Administration officials had announced in September that they were near agreement with the Taliban, and President Donald Trump even spoke of inviting the Taliban to Camp David, the presidential retreat — to the consternation of many congressional Republicans and military leaders. But he abruptly pulled the plug on talks, citing a car bombing in Kabul that killed 12 people, including a U.S. service member.
Several Americans have been killed since then, including two last weekend who were shot by a gunman in an Afghan army uniform.
While Mr. Trump’s 2016 promise to end U.S. involvement in Afghanistan is one of his chief unfulfilled pledges as he seeks re-election, the official in Munich said it was too soon to announce a pullout of U.S. troops.
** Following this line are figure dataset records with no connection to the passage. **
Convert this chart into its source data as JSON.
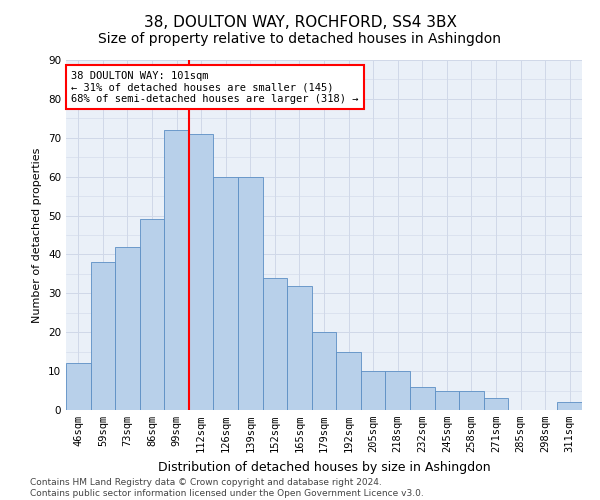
{
  "title": "38, DOULTON WAY, ROCHFORD, SS4 3BX",
  "subtitle": "Size of property relative to detached houses in Ashingdon",
  "xlabel": "Distribution of detached houses by size in Ashingdon",
  "ylabel": "Number of detached properties",
  "categories": [
    "46sqm",
    "59sqm",
    "73sqm",
    "86sqm",
    "99sqm",
    "112sqm",
    "126sqm",
    "139sqm",
    "152sqm",
    "165sqm",
    "179sqm",
    "192sqm",
    "205sqm",
    "218sqm",
    "232sqm",
    "245sqm",
    "258sqm",
    "271sqm",
    "285sqm",
    "298sqm",
    "311sqm"
  ],
  "values": [
    12,
    38,
    42,
    49,
    72,
    71,
    60,
    60,
    34,
    32,
    20,
    15,
    10,
    10,
    6,
    5,
    5,
    3,
    0,
    0,
    2
  ],
  "bar_color": "#b8d0ea",
  "bar_edge_color": "#5b8ec4",
  "reference_line_color": "red",
  "reference_line_x": 4.5,
  "annotation_text": "38 DOULTON WAY: 101sqm\n← 31% of detached houses are smaller (145)\n68% of semi-detached houses are larger (318) →",
  "annotation_box_color": "white",
  "annotation_box_edge_color": "red",
  "ylim": [
    0,
    90
  ],
  "yticks": [
    0,
    10,
    20,
    30,
    40,
    50,
    60,
    70,
    80,
    90
  ],
  "grid_color": "#d0d8e8",
  "background_color": "#eaf0f8",
  "footer_text": "Contains HM Land Registry data © Crown copyright and database right 2024.\nContains public sector information licensed under the Open Government Licence v3.0.",
  "title_fontsize": 11,
  "subtitle_fontsize": 10,
  "xlabel_fontsize": 9,
  "ylabel_fontsize": 8,
  "tick_fontsize": 7.5,
  "annotation_fontsize": 7.5,
  "footer_fontsize": 6.5
}
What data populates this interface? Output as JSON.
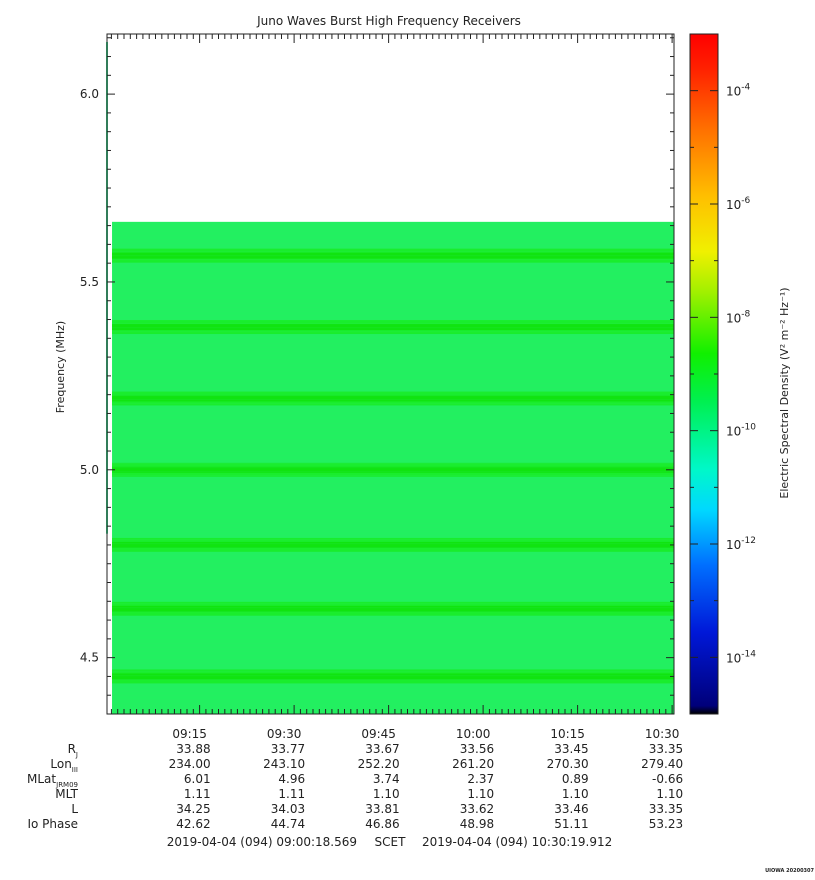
{
  "chart_data": {
    "type": "heatmap",
    "title": "Juno Waves Burst High Frequency Receivers",
    "ylabel": "Frequency (MHz)",
    "ylim": [
      4.35,
      6.16
    ],
    "yticks": [
      "6.0",
      "5.5",
      "5.0",
      "4.5"
    ],
    "yticks_values": [
      6.0,
      5.5,
      5.0,
      4.5
    ],
    "xlim_minutes": [
      540.3,
      630.3
    ],
    "xticks": [
      "09:15",
      "09:30",
      "09:45",
      "10:00",
      "10:15",
      "10:30"
    ],
    "xticks_minutes": [
      555,
      570,
      585,
      600,
      615,
      630
    ],
    "data_region": {
      "x_start_minutes": 541.1,
      "x_end_minutes": 630.3,
      "f_min": 4.35,
      "f_max": 5.66
    },
    "band_centers_mhz": [
      5.57,
      5.38,
      5.19,
      5.0,
      4.8,
      4.63,
      4.45
    ],
    "colorbar": {
      "label": "Electric Spectral Density (V² m⁻² Hz⁻¹)",
      "scale": "log",
      "range_exponent": [
        -15,
        -3
      ],
      "tick_labels": [
        "10",
        "10",
        "10",
        "10",
        "10",
        "10"
      ],
      "tick_exponents": [
        "-4",
        "-6",
        "-8",
        "-10",
        "-12",
        "-14"
      ],
      "tick_exponent_values": [
        -4,
        -6,
        -8,
        -10,
        -12,
        -14
      ]
    },
    "ephemeris": {
      "rows": [
        {
          "label": "R",
          "sub": "J",
          "values": [
            "33.88",
            "33.77",
            "33.67",
            "33.56",
            "33.45",
            "33.35"
          ]
        },
        {
          "label": "Lon",
          "sub": "III",
          "values": [
            "234.00",
            "243.10",
            "252.20",
            "261.20",
            "270.30",
            "279.40"
          ]
        },
        {
          "label": "MLat",
          "sub": "JRM09",
          "values": [
            "6.01",
            "4.96",
            "3.74",
            "2.37",
            "0.89",
            "-0.66"
          ]
        },
        {
          "label": "MLT",
          "sub": "",
          "values": [
            "1.11",
            "1.11",
            "1.10",
            "1.10",
            "1.10",
            "1.10"
          ]
        },
        {
          "label": "L",
          "sub": "",
          "values": [
            "34.25",
            "34.03",
            "33.81",
            "33.62",
            "33.46",
            "33.35"
          ]
        },
        {
          "label": "Io Phase",
          "sub": "",
          "values": [
            "42.62",
            "44.74",
            "46.86",
            "48.98",
            "51.11",
            "53.23"
          ]
        }
      ]
    },
    "time_range": {
      "start": "2019-04-04 (094) 09:00:18.569",
      "label": "SCET",
      "end": "2019-04-04 (094) 10:30:19.912"
    },
    "footer_note": "UIOWA 20200307"
  }
}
Any withdrawal would be gradual and could take more than a year, military experts say.
There are roughly 12,000 U.S. military service members in Afghanistan, and about 4,000 troops from other NATO countries, nearly 18 years after the U.S. and its allies entered Afghanistan to fight the Taliban and al-Qaida in response to the Sept. 11, 2001, attacks on the World Trade Center and the Pentagon.
Afghanistan served as a haven for al-Qaida fighters.
“We don’t want Afghanistan to ever become a platform [for terrorism] that threatens the United States and our allies,” the official said. “We’re not looking to be there just to be there.”
Earlier Friday, Mr. Pompeo met with Afghan President Ashraf Ghani at the Munich conference. The two posed for cameras but didn’t take reporters’ questions.
Although the Trump administration and the Taliban leadership have been negotiating off and on for a year, the Afghan government has not joined the talks. Reports from the region quoted Taliban officials saying that “intra-Afghan” talks would begin after the weeklong period of reduced violence, as early as the first week of March.